Quand l’euthanasie fait débat, l’évolution des soins palliatifs ralentit. Pour Tanguy Châtel, sociologue et auteur du livre Vivants jusqu’à la mort, l’acharnement thérapeutique, ou obstination déraisonnable, est souvent traitée sous forme « caricaturale », à tel point que l’information qui l’entoure est insuffisante pour les familles. Et pourtant, il peut être vécu comme un traumatisme au détriment du processus de deuil. Décryptage.

Qu’est-ce que l’acharnement thérapeutique ? 

Tanguy Châtel : La notion d’acharnement thérapeutique est apparue dans les années 70, avec les progrès de la médecine, notamment dans la lutte contre le cancer. Les familles ont dénoncé les effets secondaires des traitements qui s’avéraient très brutaux. Ça a également été le point de départ de la réflexion sur la légalisation de l’euthanasie en France.

Aujourd’hui, et depuis la Loi Leonetti de 2005, on parle plutôt d’« obstination déraisonnable ». Tout médecin doit s’obstiner pour améliorer la santé de son patient, mais il ne doit pas le faire de manière déraisonnable et excessive. Il faut prendre en compte les dimensions psychologiques et relationnelles, non seulement thérapeutiques. Il faut savoir que, sauf en situation d’urgence, aucun acte médical ne peut être entrepris sans avoir recueilli au préalable le consentement éclairé du patient.

Dans ces conditions, quel est le rôle des directives de fin de vie ?

Tanguy Châtel : Les directives anticipées ont été prévues par cette même loi. Elles permettent au patient d’exprimer par avance ce qu’il souhaiterait ou non pour sa fin de vie, et ont vocation à s’appliquer quand celui-ci ne peut plus exprimer sa volonté. Depuis la Loi Claeys-Leonetti de 2016, ces directives ont une force encore plus importante, elles s’imposent aux médecins. Toutefois il est possible d’y déroger, notamment lorsque la personne a émis un avis sans comprendre les enjeux médicaux. Elles doivent donc être davantage considérées comme un outil qui permet de dialoguer et non pour imposer au médecin ce qu’il doit faire.

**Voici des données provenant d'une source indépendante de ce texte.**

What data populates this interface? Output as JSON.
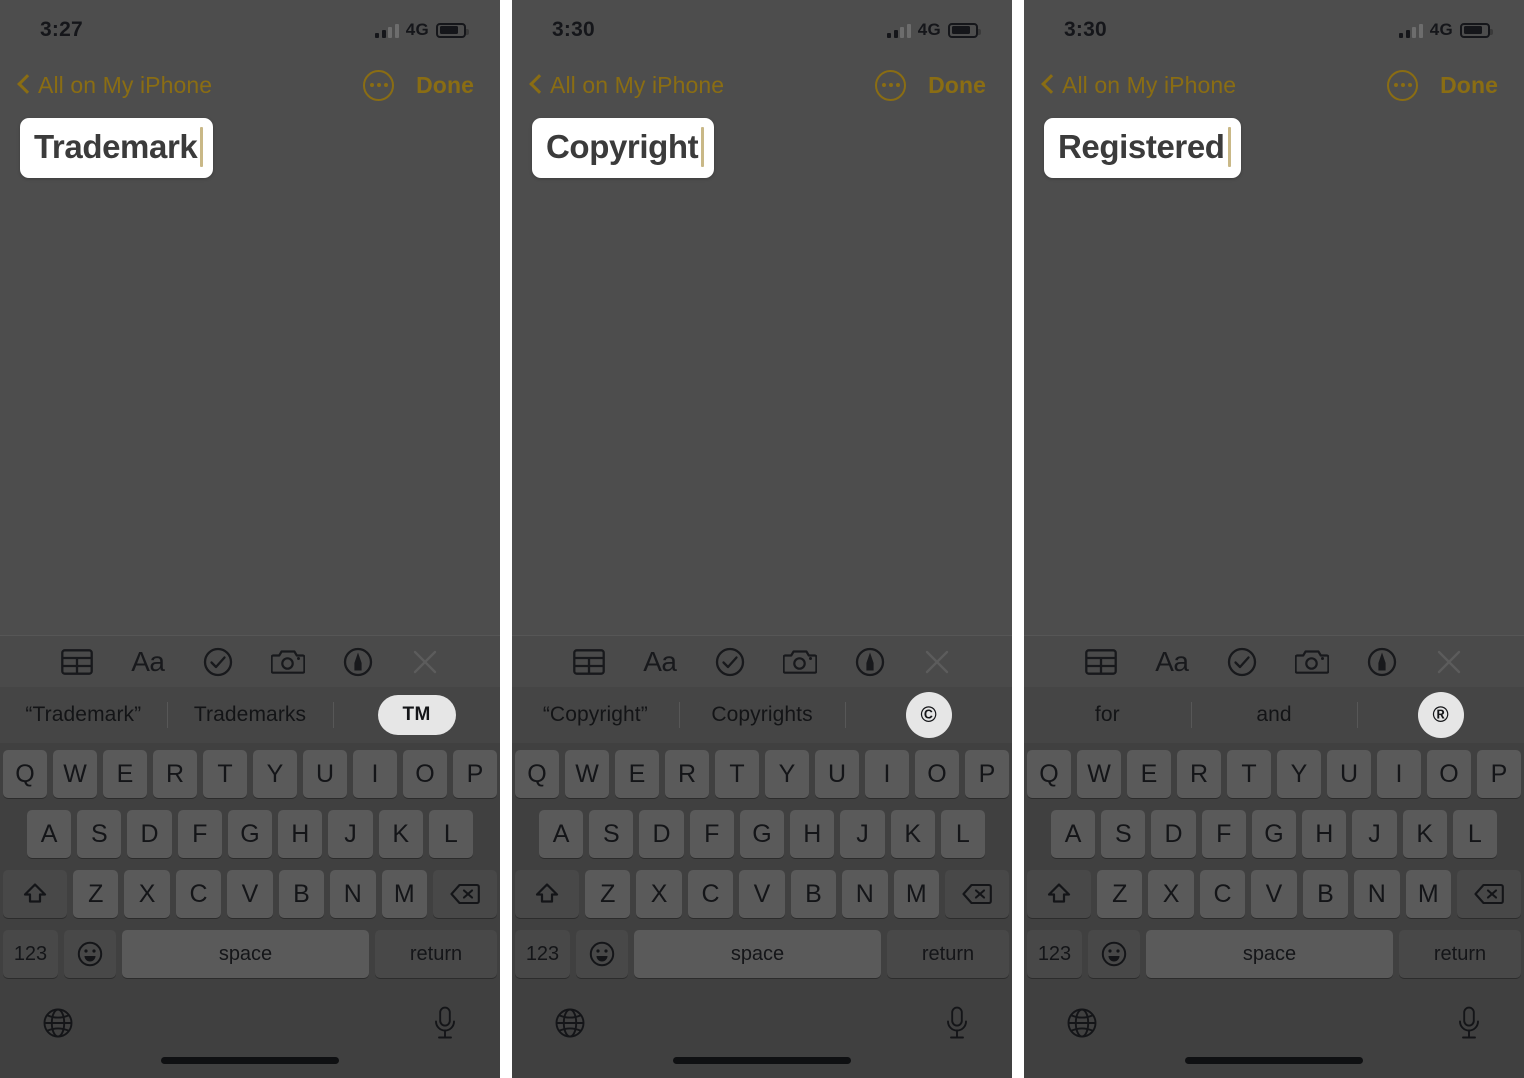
{
  "app": "iOS Notes",
  "colors": {
    "accent": "#8a6d13",
    "overlay_bg": "#4d4d4d",
    "keyboard_bg": "#404040",
    "key_bg": "#5a5a5a",
    "key_dark_bg": "#484848",
    "suggest_bg": "#454545",
    "toolbar_bg": "#4a4a4a",
    "card_bg": "#ffffff",
    "title_text": "#3b3b3b",
    "caret": "#c9b887",
    "pill_bg": "#e6e6e6"
  },
  "toolbar_icons": [
    {
      "name": "table-icon",
      "label": "Table"
    },
    {
      "name": "text-format-icon",
      "label": "Aa"
    },
    {
      "name": "checklist-icon",
      "label": "Checklist"
    },
    {
      "name": "camera-icon",
      "label": "Camera"
    },
    {
      "name": "markup-pen-icon",
      "label": "Markup"
    },
    {
      "name": "close-icon",
      "label": "Close"
    }
  ],
  "keyboard": {
    "row1": [
      "Q",
      "W",
      "E",
      "R",
      "T",
      "Y",
      "U",
      "I",
      "O",
      "P"
    ],
    "row2": [
      "A",
      "S",
      "D",
      "F",
      "G",
      "H",
      "J",
      "K",
      "L"
    ],
    "row3": [
      "Z",
      "X",
      "C",
      "V",
      "B",
      "N",
      "M"
    ],
    "shift_icon": "shift-icon",
    "backspace_icon": "backspace-icon",
    "numeric_label": "123",
    "emoji_icon": "emoji-icon",
    "space_label": "space",
    "return_label": "return",
    "globe_icon": "globe-icon",
    "dictation_icon": "microphone-icon"
  },
  "panels": [
    {
      "id": "trademark",
      "status": {
        "time": "3:27",
        "network": "4G",
        "signal_bars": 2,
        "battery_level": 82
      },
      "nav": {
        "back_label": "All on My iPhone",
        "more_label": "More",
        "done_label": "Done"
      },
      "note": {
        "title": "Trademark"
      },
      "suggestions": [
        {
          "text": "“Trademark”",
          "type": "text",
          "selected": false
        },
        {
          "text": "Trademarks",
          "type": "text",
          "selected": false
        },
        {
          "text": "TM",
          "type": "pill-wide",
          "selected": true
        }
      ]
    },
    {
      "id": "copyright",
      "status": {
        "time": "3:30",
        "network": "4G",
        "signal_bars": 2,
        "battery_level": 82
      },
      "nav": {
        "back_label": "All on My iPhone",
        "more_label": "More",
        "done_label": "Done"
      },
      "note": {
        "title": "Copyright"
      },
      "suggestions": [
        {
          "text": "“Copyright”",
          "type": "text",
          "selected": false
        },
        {
          "text": "Copyrights",
          "type": "text",
          "selected": false
        },
        {
          "text": "©",
          "type": "pill-round",
          "selected": true
        }
      ]
    },
    {
      "id": "registered",
      "status": {
        "time": "3:30",
        "network": "4G",
        "signal_bars": 2,
        "battery_level": 82
      },
      "nav": {
        "back_label": "All on My iPhone",
        "more_label": "More",
        "done_label": "Done"
      },
      "note": {
        "title": "Registered"
      },
      "suggestions": [
        {
          "text": "for",
          "type": "text",
          "selected": false
        },
        {
          "text": "and",
          "type": "text",
          "selected": false
        },
        {
          "text": "®",
          "type": "pill-round",
          "selected": true
        }
      ]
    }
  ]
}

Quelles souffrances l’obstination déraisonnable peut-elle engendrer pour la famille ?

Tanguy Châtel : La famille peut surtout faire face à deux types de souffrances. Elle peut d’un côté ressentir le faire de ne pas avoir été écoutée quand des décisions sont prises sans recueillir son avis, et peut d’un autre côté, subir un poids moral relatif à une prise de décision lourde de conséquences. Par exemple, décider de l’arrêt du respirateur d’un parent. Là encore, il faut être dans une démarche de dialogue entre les familles et le médecin, car si les droits des patients ont progressé, la famille et le patient ne décident pas seuls. La situation peut se présenter de manière abrupte dans le cas où ils ne sont pas préparés, supposant un niveau de connaissances scientifiques mais aussi éthiques et juridiques.

Le deuil se vit-il de la même façon en cas d’acharnement thérapeutique subit par le défunt ?

Tanguy Châtel : Par une enquête menée en 2016 sur le deuil, on sait que ce qui fait en grande partie la qualité du deuil est la qualité de la fin de vie. Moins une personne en fin de vie est accompagnée, plus c’est un risque pour la famille de vivre un deuil compliqué. Elle souffrira de la perte d’un proche en plus des souffrances expliquées précédemment. L’obstination déraisonnable peut se présenter comme une violence supplémentaire, et se traduire par des actions en justice pour exiger réparation. Les familles ont souvent un sentiment d’injustice et de violence.

Suffisamment de soins palliatifs, le temps de se séparer et la maîtrise de la douleur autant que possible, permettent un départ plus apaisé. Ça passe aussi par une cérémonie funéraire bien tenue. On commence justement à voir les conséquences des restrictions pendant la pandémie. Et ce n’est pas négligeable quand on sait que le deuil se fait dans les 3 et 5 années qui suivent le décès.